There has GOT to be a better way.

5 comments on "The lumbering ogre of Enterprise Governance is no replacement for real Quality Management."

  • Chris says:

    Looks to me like the message about risk tolerance was received loud and clear.

    “The management” maximized short-term shareholder value. Bummer for everybody else. If you don’t like that maximand, then I think “governance” is indeed the way to fix it – the lawmaking kind.

  • Well, I don’t hate the Taleb’s book, but I totally hate such blatant delusions as “a black swan (events with the potential for severe impact to business and a low rate of occurrence)”

    Thanks for setting the setting the record straight. I think we in security need a nice and clear (well, as clear as possible) separation between:

    – rare due to a combination of HUGE stupidity with HUGE luck – well, until that moment 🙂

    – rare due to complete, inherent unpredctability (black swan)

  • Andre Gironda says:

    Awesome post. Love to hear people tear down the industry accepted terminology.

    I agree that governance and quality management is key.
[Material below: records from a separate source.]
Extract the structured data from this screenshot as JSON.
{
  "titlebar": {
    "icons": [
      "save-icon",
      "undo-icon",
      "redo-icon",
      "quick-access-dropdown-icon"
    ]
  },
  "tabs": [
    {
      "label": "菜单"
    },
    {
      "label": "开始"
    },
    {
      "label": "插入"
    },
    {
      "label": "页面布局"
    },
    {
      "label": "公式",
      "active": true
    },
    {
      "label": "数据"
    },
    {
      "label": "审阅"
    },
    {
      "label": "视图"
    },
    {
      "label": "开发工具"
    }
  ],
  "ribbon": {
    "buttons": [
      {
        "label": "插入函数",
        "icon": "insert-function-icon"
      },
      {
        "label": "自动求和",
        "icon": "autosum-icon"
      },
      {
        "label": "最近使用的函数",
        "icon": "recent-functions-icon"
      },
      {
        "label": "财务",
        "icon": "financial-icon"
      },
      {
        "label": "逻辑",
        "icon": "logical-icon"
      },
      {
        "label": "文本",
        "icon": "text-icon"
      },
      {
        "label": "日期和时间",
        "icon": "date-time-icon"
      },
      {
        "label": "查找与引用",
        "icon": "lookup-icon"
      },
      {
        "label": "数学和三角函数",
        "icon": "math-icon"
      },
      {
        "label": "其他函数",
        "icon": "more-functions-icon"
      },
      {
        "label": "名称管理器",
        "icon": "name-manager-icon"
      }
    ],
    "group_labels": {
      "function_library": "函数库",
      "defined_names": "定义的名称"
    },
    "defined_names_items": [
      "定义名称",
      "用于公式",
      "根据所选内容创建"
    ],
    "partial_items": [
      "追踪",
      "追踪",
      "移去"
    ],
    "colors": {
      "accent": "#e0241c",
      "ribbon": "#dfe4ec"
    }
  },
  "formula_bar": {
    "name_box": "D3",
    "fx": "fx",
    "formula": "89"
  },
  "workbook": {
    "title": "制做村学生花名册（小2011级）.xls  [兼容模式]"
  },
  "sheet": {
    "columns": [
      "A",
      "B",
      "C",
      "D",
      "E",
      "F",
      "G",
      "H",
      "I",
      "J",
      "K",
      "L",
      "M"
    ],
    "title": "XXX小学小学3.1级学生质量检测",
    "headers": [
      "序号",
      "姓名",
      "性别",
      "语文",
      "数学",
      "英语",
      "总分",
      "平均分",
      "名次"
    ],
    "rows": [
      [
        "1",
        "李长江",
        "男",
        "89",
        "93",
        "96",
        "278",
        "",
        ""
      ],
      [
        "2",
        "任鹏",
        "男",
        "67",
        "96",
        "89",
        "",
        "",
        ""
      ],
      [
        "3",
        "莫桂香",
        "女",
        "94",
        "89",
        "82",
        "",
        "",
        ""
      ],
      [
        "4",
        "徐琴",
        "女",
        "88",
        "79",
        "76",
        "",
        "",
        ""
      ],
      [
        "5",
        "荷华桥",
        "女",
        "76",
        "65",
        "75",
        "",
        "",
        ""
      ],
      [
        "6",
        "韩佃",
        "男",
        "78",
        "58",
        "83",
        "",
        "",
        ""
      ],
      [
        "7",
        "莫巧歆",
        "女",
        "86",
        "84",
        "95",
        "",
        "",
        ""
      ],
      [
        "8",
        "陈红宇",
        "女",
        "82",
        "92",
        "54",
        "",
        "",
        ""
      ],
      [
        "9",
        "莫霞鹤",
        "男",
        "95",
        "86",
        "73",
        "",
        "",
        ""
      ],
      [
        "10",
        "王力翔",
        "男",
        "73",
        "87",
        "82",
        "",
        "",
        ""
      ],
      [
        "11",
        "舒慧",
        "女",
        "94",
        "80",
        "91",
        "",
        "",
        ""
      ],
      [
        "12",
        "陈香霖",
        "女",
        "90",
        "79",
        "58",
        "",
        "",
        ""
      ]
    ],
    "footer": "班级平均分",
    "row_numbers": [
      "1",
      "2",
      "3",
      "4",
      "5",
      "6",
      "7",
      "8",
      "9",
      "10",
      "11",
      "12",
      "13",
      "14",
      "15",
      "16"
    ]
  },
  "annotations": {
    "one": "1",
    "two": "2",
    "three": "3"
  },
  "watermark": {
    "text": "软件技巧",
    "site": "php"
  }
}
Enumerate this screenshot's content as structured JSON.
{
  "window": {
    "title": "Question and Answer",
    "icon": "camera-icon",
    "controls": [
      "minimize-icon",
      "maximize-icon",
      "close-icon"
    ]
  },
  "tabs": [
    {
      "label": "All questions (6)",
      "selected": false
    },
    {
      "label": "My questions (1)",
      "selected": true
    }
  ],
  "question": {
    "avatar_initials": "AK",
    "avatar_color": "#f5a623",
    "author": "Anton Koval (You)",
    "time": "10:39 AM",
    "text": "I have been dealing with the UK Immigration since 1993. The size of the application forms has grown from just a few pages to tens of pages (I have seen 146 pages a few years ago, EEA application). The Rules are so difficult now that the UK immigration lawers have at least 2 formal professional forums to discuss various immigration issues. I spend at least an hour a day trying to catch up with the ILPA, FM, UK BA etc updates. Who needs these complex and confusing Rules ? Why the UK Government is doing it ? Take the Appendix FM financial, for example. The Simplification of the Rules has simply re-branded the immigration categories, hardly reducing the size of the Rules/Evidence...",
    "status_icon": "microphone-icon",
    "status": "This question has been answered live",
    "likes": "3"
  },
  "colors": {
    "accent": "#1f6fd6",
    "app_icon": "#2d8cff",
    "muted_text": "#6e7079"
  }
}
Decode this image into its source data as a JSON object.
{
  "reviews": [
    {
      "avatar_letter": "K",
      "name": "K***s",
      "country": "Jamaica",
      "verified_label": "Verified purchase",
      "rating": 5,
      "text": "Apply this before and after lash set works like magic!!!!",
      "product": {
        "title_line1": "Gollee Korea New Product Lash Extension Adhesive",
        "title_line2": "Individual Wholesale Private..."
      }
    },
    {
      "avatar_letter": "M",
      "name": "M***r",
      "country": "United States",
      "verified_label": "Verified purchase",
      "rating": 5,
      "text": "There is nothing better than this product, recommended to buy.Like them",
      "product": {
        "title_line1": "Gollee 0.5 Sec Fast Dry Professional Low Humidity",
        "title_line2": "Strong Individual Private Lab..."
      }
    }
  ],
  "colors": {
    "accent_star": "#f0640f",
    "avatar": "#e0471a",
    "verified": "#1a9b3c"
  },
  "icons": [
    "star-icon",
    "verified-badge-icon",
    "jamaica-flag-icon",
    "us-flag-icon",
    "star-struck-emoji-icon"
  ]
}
Corporate Governance and IT Governance is at least well understood and has issuing frameworks, even if you don’t like some of them (COSO, which I do — but needs to be combined with IT governance as well).

    For IT and Ops, data and system quality management is not widely understood or commonly practiced. The Gartner Infrastructure Maturity Model is better, IMO, than ISO 20k / ITIL in terms of systems quality management. However, there is a huge lack of system quality management in general… network management and service management takes a precedent.
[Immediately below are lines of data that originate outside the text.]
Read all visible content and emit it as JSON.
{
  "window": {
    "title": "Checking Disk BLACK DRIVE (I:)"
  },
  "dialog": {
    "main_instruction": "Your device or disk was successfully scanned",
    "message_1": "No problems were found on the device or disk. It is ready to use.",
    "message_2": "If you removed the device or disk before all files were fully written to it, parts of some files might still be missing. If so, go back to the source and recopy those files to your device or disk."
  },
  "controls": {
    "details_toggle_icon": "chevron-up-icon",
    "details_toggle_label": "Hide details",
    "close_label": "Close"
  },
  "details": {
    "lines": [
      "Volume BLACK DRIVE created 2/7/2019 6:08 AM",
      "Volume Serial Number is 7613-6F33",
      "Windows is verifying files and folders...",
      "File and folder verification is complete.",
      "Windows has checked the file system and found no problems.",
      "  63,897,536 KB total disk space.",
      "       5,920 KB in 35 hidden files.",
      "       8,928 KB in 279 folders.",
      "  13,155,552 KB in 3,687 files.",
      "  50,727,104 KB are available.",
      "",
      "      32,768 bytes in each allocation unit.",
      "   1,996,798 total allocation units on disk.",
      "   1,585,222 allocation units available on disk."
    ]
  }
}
    Worse, there is nothing out there for data quality management. I’ve seen about one book on the subject and this was very recent. Actual implementations of data quality management are non-existent. How can we expect data security (and application security) without data quality management? Also, it appears that you have misplaced appdev’s and SQE’s role in application quality management as well — not many organizations operate solely via COTS and there is always a high degree of application customization that is mired in appdev.
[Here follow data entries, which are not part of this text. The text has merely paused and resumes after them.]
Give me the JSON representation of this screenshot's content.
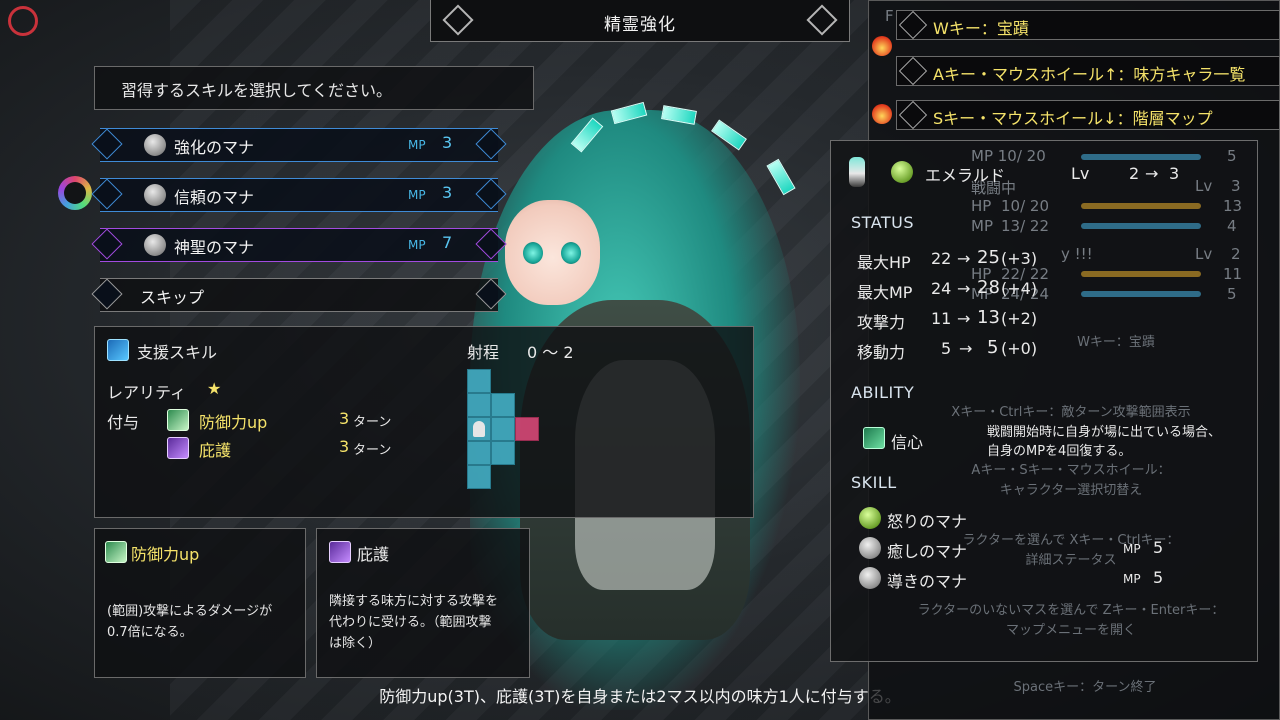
{
  "window": {
    "title": "精霊強化"
  },
  "instruction": "習得するスキルを選択してください。",
  "skill_options": [
    {
      "name": "強化のマナ",
      "mp_label": "MP",
      "mp": "3"
    },
    {
      "name": "信頼のマナ",
      "mp_label": "MP",
      "mp": "3"
    },
    {
      "name": "神聖のマナ",
      "mp_label": "MP",
      "mp": "7"
    },
    {
      "name": "スキップ"
    }
  ],
  "detail": {
    "type": "支援スキル",
    "range_label": "射程",
    "range_value": "0 〜 2",
    "rarity_label": "レアリティ",
    "rarity_stars": "★",
    "grant_label": "付与",
    "effects": [
      {
        "name": "防御力up",
        "turns": "3",
        "turn_unit": "ターン"
      },
      {
        "name": "庇護",
        "turns": "3",
        "turn_unit": "ターン"
      }
    ]
  },
  "effect_panels": [
    {
      "title": "防御力up",
      "body": "(範囲)攻撃によるダメージが\n0.7倍になる。"
    },
    {
      "title": "庇護",
      "body": "隣接する味方に対する攻撃を\n代わりに受ける。（範囲攻撃\nは除く）"
    }
  ],
  "bottom_description": "防御力up(3T)、庇護(3T)を自身または2マス以内の味方1人に付与する。",
  "hints": [
    "Wキー：宝蹟",
    "Aキー・マウスホイール↑：味方キャラ一覧",
    "Sキー・マウスホイール↓：階層マップ"
  ],
  "character": {
    "name": "エメラルド",
    "lv_label": "Lv",
    "lv_from": "2",
    "lv_arrow": "→",
    "lv_to": "3",
    "status_header": "STATUS",
    "stats": [
      {
        "label": "最大HP",
        "from": "22",
        "arrow": "→",
        "to": "25",
        "delta": "(+3)"
      },
      {
        "label": "最大MP",
        "from": "24",
        "arrow": "→",
        "to": "28",
        "delta": "(+4)"
      },
      {
        "label": "攻撃力",
        "from": "11",
        "arrow": "→",
        "to": "13",
        "delta": "(+2)"
      },
      {
        "label": "移動力",
        "from": "5",
        "arrow": "→",
        "to": "5",
        "delta": "(+0)"
      }
    ],
    "ability_header": "ABILITY",
    "ability": {
      "name": "信心",
      "desc": "戦闘開始時に自身が場に出ている場合、\n自身のMPを4回復する。"
    },
    "skill_header": "SKILL",
    "skills": [
      {
        "name": "怒りのマナ",
        "mp_label": "",
        "mp": ""
      },
      {
        "name": "癒しのマナ",
        "mp_label": "MP",
        "mp": "5"
      },
      {
        "name": "導きのマナ",
        "mp_label": "MP",
        "mp": "5"
      }
    ]
  },
  "background_ui": {
    "party_header": "F",
    "rows": [
      {
        "state": "戦闘中",
        "hp_label": "HP",
        "hp": "10/ 20",
        "mp_label": "MP",
        "mp": "13/ 22",
        "lv_label": "Lv",
        "lv": "3",
        "atk": "13",
        "mov": "4"
      },
      {
        "state": "y !!!",
        "hp_label": "HP",
        "hp": "22/ 22",
        "mp_label": "MP",
        "mp": "24/ 24",
        "lv_label": "Lv",
        "lv": "2",
        "atk": "11",
        "mov": "5"
      }
    ],
    "mp_partial": "MP  10/  20",
    "mov_partial": "5",
    "help_lines": [
      "Wキー：宝蹟",
      "Xキー・Ctrlキー：敵ターン攻撃範囲表示",
      "Aキー・Sキー・マウスホイール：",
      "キャラクター選択切替え",
      "ラクターを選んで Xキー・Ctrlキー：",
      "詳細ステータス",
      "ラクターのいないマスを選んで Zキー・Enterキー：",
      "マップメニューを開く",
      "Spaceキー：ターン終了"
    ]
  },
  "colors": {
    "accent_yellow": "#f5e36a",
    "mp_blue": "#59c6f2",
    "row_blue": "#3f8bd6",
    "row_purple": "#a24be0"
  }
}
    Also missing for orgs is Data and AppDev Governance. Would these map directly to IT Governance or fall under its umbrella? Should they?

    Enterprise Governance that includes these elements does appear to be on Gartner’s radar (or would that be Forrester who markets their superior radar?) in their form of Enterprise Security Intelligence (ESI), but it appears too tactical and operational without being very strategic. GRC dashboards must be cross-organizational and account for silos by listing the on-going current implementations of controls/mitigations alongside the preferred controls/mitigations as well as the optimal controls/mitigations. They must influence (and be influenced by) actual governance (as you describe — although I would add Enterprise architecture and capital planning) as well as have cross-discipline tactical controls that have proven to be both sufficient and efficient to prevent and reduce the in-scope risks.

  • Even so, for me a Black Swan aspect of the incident has been the subsequent reputational damage to BP. This has not been a trial by public media, but trial by social media and ultimately, trial by PageRank. In web 2.0 there is no such thing as yesterday’s news, or yesterday’s newspapers wrapping up today’s fish and chips. Links are just as good today as they were yesterday, and continue to remain search-worthy far into the future as long as PageRank deems them to be so. Holding steady at approximately two thirds of the search market, Google via PageRank has become the default arbiter of Internet truth.

    http://lukenotricks.blogspot.com/2010/09/bp-and-trial-by-pagerank.html

  • mick says:

    Guys – just found the blog…loving the rants; but more so the fact that at least some people in this industry of ours have the capability and will to apply critical thinking to what is blatently a canon of self perpetuating delusions and inaccuracies.